Auch die Getränkebelieferung soll über eine Selmer Firma laufen. Löhr: "Das klingt alles nach Kleinigkeiten, aber man muss bedenken, dass das ein sehr großer logistischer Aufwand ist: Frischwasser, Abwasser, Versorgung auch medizinisch – und das in kurzer Zeit."

Hilfsbereitschaft ist groß

Unterdessen ist die Hilfsbereitschaft in der Stadt groß. Um Spenden für die Zeltstadt entgegenzunehmen, richtet die Stadt Selm in einem ehemaligen Supermarkt-Gebäude eine Kleiderkammer ein.

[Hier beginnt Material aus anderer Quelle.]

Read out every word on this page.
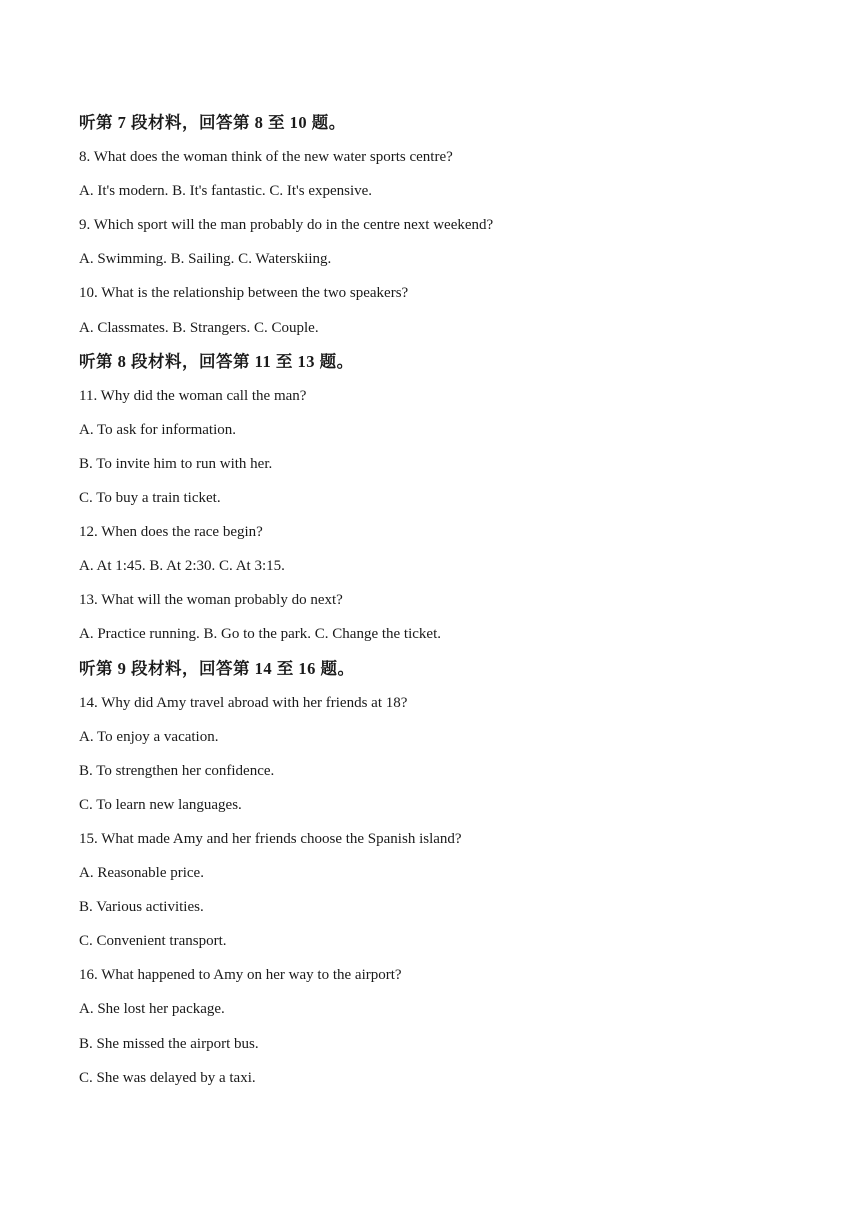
听第 7 段材料，回答第 8 至 10 题。
8. What does the woman think of the new water sports centre?
A. It's modern. B. It's fantastic. C. It's expensive.
9. Which sport will the man probably do in the centre next weekend?
A. Swimming. B. Sailing. C. Waterskiing.
10. What is the relationship between the two speakers?
A. Classmates. B. Strangers. C. Couple.
听第 8 段材料，回答第 11 至 13 题。
11. Why did the woman call the man?
A. To ask for information.
B. To invite him to run with her.
C. To buy a train ticket.
12. When does the race begin?
A. At 1:45. B. At 2:30. C. At 3:15.
13. What will the woman probably do next?
A. Practice running. B. Go to the park. C. Change the ticket.
听第 9 段材料，回答第 14 至 16 题。
14. Why did Amy travel abroad with her friends at 18?
A. To enjoy a vacation.
B. To strengthen her confidence.
C. To learn new languages.
15. What made Amy and her friends choose the Spanish island?
A. Reasonable price.
B. Various activities.
C. Convenient transport.
16. What happened to Amy on her way to the airport?
A. She lost her package.
B. She missed the airport bus.
C. She was delayed by a taxi.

Das DRK prüft bei Ankunft der Flüchtlinge in der Zeltstadt den individuellen Bedarf an Kleidung ordert zielgerichtet bei der dann eingerichteten Borker Kleiderkammer Bekleidung.

Die junge Selmerin Jeannine Tembaak sorgte unterdessen mit einer ganz besonderen Aktion für Aufsehen in der Stadt. Sie hat bei Facebook die Aktion „Keep calm and welcome Refugees“ gestartet – in Verbindung mit dem Selmer Stadtlogo. Auf Deutsch heißt das etwa: „Bleib ruhig und heiße die Flüchtlinge erst einmal willkommen“. Es meint: Lasst uns doch erst einmal abwarten, ehe wir den Teufel an die Wand malen, und das Beste aus der Situation machen.

Auf Buttons ließ sie den Spruch drucken und 50 davon herstellen, bis die Aktion so beliebt wurde, dass Tembaak plötzlich für Nachschub sorgen musste.

Grund für die Button-Aktion ist ein trauriger. Seit Anfang August mischen sich in Selm zunehmend Fremdenfeindlichkeit und Intoleranz in die Online-Diskussionen rund um das Flüchtlings-Thema. Von Asylmissbrauch, Überfremdung und Ausländerkriminalität war die Rede.

In der Folge aber auch viel Missachtung gegenüber den entsprechenden Facebook-Seiten – vor allem von denen, die sich in Selm aktiv für Flüchtlingshilfe einsetzen. Davon gibt es eine ganze Menge – auch bei Facebook.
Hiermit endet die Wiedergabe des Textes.